Квартира, где мы пьем чай? Безумное Чаепитие?
Я огляделся. Обои в полоску, сервиз в цветочек. Подробности оставим — еще в школе, когда нас заставляли учить классику, будь она неладна, я всегда пролистывал зубодробительные описания типа ореховых буфетов и кружевных салфеток. Чувства, что здесь мое прибежище, угол, куда я забился, врос, как зуб мудрости, да так, что клещами не вырвешь, — нет, такого чувства не возникло.
Пришел, ушел, нет проблем.
Если говорить о тебе, Ромка Голосий, блудная душа, то твоя раковина — уж скорее автомобиль. Машина, которая возникла рядом с тобой, едва ты восстал из мертвых. Куда ты побежал от кофейного киоска, когда угорел от дыма черной поземки?
Правильно, в автомобиль.
Откуда ты категорически не хотел выбираться, даже зная, что там, рядом с одурелым солдатиком, пропадает Валерка?
Правильно, из автомобиля. Вываливался кулем, отползал на четвереньках, сам себя за волосы из болота вытаскивал.
Если я — жилец, то моя раковина припаркована за окном.
— Вы правы, тетя Стура, — внезапно произнесла Наташа.
До этой минуты Наташа нервно грызла ногти, словно задумалась о чем-то важном — в иной ситуации я бы сказал «жизненно важном», — и напрочь забыла о приличиях. Я никогда не слышал раньше, чтобы она звала Эсфирь Лазаревну тетей Стурой. Про Стуру хозяйка квартиры объяснила нам, когда Валерка схлестнулся с соседом-бегемотом. Я уже и забыл, а Наташа, смотри, запомнила.

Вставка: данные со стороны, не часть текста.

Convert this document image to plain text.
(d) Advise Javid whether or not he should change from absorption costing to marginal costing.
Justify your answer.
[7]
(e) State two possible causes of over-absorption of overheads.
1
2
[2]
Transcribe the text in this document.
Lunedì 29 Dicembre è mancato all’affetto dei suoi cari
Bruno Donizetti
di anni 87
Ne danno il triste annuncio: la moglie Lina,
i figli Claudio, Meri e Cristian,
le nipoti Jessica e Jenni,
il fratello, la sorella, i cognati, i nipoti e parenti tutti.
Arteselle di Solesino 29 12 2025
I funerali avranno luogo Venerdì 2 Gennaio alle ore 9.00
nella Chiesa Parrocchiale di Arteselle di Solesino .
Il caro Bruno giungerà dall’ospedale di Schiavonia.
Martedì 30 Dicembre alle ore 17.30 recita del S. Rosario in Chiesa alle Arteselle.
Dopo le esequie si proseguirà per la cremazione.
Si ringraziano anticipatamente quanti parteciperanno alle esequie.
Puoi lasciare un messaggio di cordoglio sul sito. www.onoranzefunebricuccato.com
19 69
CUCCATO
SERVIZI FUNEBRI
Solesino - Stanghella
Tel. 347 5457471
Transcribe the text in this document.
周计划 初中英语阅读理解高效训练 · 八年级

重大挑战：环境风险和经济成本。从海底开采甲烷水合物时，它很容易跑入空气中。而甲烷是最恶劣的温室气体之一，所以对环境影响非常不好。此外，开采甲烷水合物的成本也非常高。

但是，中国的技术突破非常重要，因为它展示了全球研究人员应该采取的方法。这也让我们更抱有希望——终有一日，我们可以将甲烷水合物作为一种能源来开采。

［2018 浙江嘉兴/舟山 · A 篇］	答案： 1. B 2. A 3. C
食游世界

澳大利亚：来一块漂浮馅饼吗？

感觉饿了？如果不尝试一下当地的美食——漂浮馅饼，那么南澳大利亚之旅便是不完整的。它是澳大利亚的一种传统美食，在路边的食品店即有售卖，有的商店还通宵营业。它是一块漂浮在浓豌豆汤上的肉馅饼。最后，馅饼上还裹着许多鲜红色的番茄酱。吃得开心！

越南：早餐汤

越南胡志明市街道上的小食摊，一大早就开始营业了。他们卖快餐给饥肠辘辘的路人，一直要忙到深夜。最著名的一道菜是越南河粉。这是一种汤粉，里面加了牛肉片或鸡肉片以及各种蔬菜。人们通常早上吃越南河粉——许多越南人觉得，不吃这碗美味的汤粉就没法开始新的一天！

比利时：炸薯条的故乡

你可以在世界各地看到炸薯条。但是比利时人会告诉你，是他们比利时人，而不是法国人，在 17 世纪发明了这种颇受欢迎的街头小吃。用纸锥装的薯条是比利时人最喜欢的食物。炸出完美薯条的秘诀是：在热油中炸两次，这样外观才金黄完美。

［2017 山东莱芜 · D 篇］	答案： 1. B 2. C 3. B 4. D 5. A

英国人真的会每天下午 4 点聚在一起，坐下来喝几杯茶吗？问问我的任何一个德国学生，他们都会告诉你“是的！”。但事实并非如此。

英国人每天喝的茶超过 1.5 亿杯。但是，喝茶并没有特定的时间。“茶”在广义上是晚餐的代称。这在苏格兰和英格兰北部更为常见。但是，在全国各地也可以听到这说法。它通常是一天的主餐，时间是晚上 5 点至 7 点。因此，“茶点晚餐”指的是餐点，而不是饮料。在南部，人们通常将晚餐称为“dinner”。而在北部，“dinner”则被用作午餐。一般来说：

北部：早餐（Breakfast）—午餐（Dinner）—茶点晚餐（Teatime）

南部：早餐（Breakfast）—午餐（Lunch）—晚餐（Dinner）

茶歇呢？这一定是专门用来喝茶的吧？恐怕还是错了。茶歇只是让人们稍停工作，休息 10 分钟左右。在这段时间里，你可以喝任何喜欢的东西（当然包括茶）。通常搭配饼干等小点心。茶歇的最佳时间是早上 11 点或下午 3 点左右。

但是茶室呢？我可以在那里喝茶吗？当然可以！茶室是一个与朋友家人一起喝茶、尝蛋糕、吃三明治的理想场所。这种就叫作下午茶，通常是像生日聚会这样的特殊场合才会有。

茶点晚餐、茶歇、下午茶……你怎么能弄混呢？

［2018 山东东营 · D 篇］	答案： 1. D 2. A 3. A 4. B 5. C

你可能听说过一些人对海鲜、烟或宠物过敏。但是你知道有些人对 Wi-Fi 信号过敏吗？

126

— Вы совершенно правы. Да, мы жильцы. Наша раковина — наша работа.
Дядя Миша хотел возразить и прикусил язык. Я тоже молчал. Квартира? Автомобиль? Чепуха! Наташа, ты попала в яблочко, в самый центр мишени.
Женщины, они сердцем чуют.
— Ах, Наташенька, — голос Эсфири Лазаревны дрогнул. — Я раньше и сама так думала. К сожалению, это не так.
— Почему? Работа — главное, что нас держит.
— Вы не первая в нашей бригаде. Были работники и до вас. Роман, Михаил Яковлевич, вы ведь помните?
Мы кивнули. Мы помнили.
— И где они все? Они ушли, Наташенька. Всех накрывало, а потом увело прочь. Будь работа нашей раковиной, они бы остались. Будь работа раковиной, нас бы не накрывало, как не накрывает обычных жильцов, наших клиентов. Их же не накрывает, когда они сидят, забившись каждый в свой угол? Не тянет уйти?!
Эсфирь Лазаревна повернулась ко мне:
— Роман, кстати… Когда вас накрывало в последний раз?
Я задумался.
— У кофейного киоска, — неуверенно ответил я. — Когда я угорел и в машину рванул. Еле очухался, страшно вспомнить. Я же вам рассказывал?
— Да, рассказывали. Только это вас не накрыло. Вы угорели, а накрывает иначе. Вспомните! Все теряет прочность, устойчивость, вас тянет уйти, уйти насовсем… Вы тогда еще объявили нам: «Уйду я скоро. Накрыло дважды за день». И добавили: «Второй раз был необычный».